É difícil medir os impactos da seca atual com precisão, pois os dados de saúde disponíveis levam em conta apenas casos de internações e mortes, desconsiderando quem não busca atendimento. Além disso, as estatísticas sobre o evento de agora são parciais. Ainda assim, é esperado, de acordo com os padrões da estação, que esta estiagem esteja causando esse tipo de problema.
Beatriz Fátima Alves de Oliveira, pesquisadora de saúde pública na Fiocruz Piauí, afirmou que os efeitos da atual seca podem ser ainda mais graves que o comum, dado que se trata de um evento climático extremo. “[A seca atual] foge do que é normal e regular para este período”, disse ao Nexo. “Com isso, os focos de calor ficam ainda mais intensos na região”, o que retroalimenta o problema.
Meteorologistas afirmam que a atual estiagem, que pode se tornar a pior da história da Amazônia, se deve à combinação de dois fatores: o fenômeno climático El Niño e o aquecimento das águas do Oceano Atlântico Norte. Ambos inibem a formação de nuvens e chuvas no Norte do Brasil. Também é provável que a mudança climática esteja contribuindo para o cenário, uma vez que ela torna eventos como esse mais intensos e frequentes.
Outros impactos da estiagem
Oliveira afirmou que, além de problemas associados às queimadas, a seca favorece doenças ligadas à disponibilidade de água, como as gastroenterites. Os sintomas incluem náusea, vômito e dor abdominal. Sem acesso à água potável, as pessoas podem ingerir líquido impróprio para consumo, entrando em contato com os microrganismos que causam as enfermidades.
Para evitar esses problemas, é importante que o poder público adote medidas para o abastecimento da população local, tanto de água quanto de alimentos, segundo ela. Os serviços de saúde também devem estar preparados para atender aos problemas que irão surgir. Além de idosos e crianças, populações indígenas e ribeirinhas estão entre as mais vulneráveis nesse contexto.

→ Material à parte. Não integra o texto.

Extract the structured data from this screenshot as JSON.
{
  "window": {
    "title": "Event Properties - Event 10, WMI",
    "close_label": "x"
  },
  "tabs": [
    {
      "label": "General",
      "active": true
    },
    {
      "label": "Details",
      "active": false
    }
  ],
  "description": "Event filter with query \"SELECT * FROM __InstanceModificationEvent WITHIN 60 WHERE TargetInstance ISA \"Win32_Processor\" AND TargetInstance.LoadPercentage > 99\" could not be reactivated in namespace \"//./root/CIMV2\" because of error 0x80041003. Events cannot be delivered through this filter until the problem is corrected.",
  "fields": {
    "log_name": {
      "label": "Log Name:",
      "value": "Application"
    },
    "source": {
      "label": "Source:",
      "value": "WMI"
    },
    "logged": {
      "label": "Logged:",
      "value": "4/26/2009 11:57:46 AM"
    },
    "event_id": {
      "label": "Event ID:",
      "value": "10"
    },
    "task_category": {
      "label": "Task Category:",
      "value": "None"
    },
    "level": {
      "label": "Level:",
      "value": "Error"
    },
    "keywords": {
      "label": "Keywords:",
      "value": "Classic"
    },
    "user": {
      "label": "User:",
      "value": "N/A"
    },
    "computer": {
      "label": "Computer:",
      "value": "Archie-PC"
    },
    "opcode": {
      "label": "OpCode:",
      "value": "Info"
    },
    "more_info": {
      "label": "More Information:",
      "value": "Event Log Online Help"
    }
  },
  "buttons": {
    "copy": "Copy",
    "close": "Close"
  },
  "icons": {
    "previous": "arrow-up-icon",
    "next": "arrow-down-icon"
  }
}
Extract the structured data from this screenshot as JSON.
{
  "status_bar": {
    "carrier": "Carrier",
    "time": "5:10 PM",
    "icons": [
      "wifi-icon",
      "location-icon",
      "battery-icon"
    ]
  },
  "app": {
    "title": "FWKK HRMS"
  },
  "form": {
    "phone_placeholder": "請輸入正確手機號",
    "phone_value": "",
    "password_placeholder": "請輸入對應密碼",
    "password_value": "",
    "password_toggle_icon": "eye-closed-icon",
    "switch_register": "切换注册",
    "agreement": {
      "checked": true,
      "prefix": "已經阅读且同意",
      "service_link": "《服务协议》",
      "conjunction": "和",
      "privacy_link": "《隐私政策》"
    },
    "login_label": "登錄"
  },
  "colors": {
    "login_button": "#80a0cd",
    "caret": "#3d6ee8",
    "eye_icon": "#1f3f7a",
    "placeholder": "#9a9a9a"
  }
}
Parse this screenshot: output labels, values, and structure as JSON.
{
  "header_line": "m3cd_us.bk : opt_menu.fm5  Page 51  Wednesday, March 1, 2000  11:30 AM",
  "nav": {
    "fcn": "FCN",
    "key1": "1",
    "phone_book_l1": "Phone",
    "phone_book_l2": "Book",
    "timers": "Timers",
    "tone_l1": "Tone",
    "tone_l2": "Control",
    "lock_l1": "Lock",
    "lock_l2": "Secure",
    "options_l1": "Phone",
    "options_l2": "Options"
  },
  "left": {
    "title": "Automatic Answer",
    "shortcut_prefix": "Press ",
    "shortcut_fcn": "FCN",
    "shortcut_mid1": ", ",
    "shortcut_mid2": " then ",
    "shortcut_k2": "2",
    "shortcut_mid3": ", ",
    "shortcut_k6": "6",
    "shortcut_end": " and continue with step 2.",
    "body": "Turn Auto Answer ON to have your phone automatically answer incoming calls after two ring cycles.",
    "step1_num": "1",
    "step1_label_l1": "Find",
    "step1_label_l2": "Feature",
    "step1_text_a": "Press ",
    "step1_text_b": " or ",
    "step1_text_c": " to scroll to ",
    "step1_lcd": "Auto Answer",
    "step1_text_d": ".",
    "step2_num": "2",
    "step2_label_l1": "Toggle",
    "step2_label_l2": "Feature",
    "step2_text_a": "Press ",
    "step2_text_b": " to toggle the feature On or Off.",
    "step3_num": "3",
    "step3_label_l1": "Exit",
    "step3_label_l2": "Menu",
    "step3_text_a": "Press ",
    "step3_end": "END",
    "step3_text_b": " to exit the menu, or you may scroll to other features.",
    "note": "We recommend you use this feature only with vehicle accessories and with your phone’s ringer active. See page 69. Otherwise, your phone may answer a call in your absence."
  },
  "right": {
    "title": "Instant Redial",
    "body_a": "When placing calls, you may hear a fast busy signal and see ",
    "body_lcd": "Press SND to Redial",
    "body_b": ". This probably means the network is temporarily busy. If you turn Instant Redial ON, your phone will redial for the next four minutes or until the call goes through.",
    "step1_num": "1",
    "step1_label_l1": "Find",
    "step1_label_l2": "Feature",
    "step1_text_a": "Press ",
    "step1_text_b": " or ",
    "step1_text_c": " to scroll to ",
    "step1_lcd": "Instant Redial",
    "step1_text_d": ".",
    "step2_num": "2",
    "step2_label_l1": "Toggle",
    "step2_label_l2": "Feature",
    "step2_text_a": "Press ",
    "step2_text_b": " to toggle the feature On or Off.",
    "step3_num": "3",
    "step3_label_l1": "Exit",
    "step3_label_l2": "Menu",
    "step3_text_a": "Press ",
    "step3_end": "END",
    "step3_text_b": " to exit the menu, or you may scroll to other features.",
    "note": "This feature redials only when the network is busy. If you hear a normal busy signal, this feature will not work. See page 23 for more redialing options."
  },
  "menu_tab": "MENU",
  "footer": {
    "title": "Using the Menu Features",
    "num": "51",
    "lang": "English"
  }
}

Do ponto de vista individual, Silva afirmou que é possível prevenir doenças respiratórias com hidratação e boa alimentação. Idosos devem se atentar ainda mais à ingestão de água. “Nas residências recomenda-se utilizar umidificadores de ambientes, mas, preferencialmente, o uso de uma toalha úmida na janela, cabeceira ou cadeira perto da cama do quarto de dormir”, disse ao Nexo.
“A longo prazo, é preciso pensar em como nos adaptar e mitigar esses efeitos da mudança climática, porque esses eventos tendem a ser mais frequentes e intensos”, disse Oliveira. “Precisamos fazer nossa parte enquanto país. O Brasil contribui para essas emissões [de gases de efeito estufa] a nível global, e a principal fonte delas é o desmatamento.”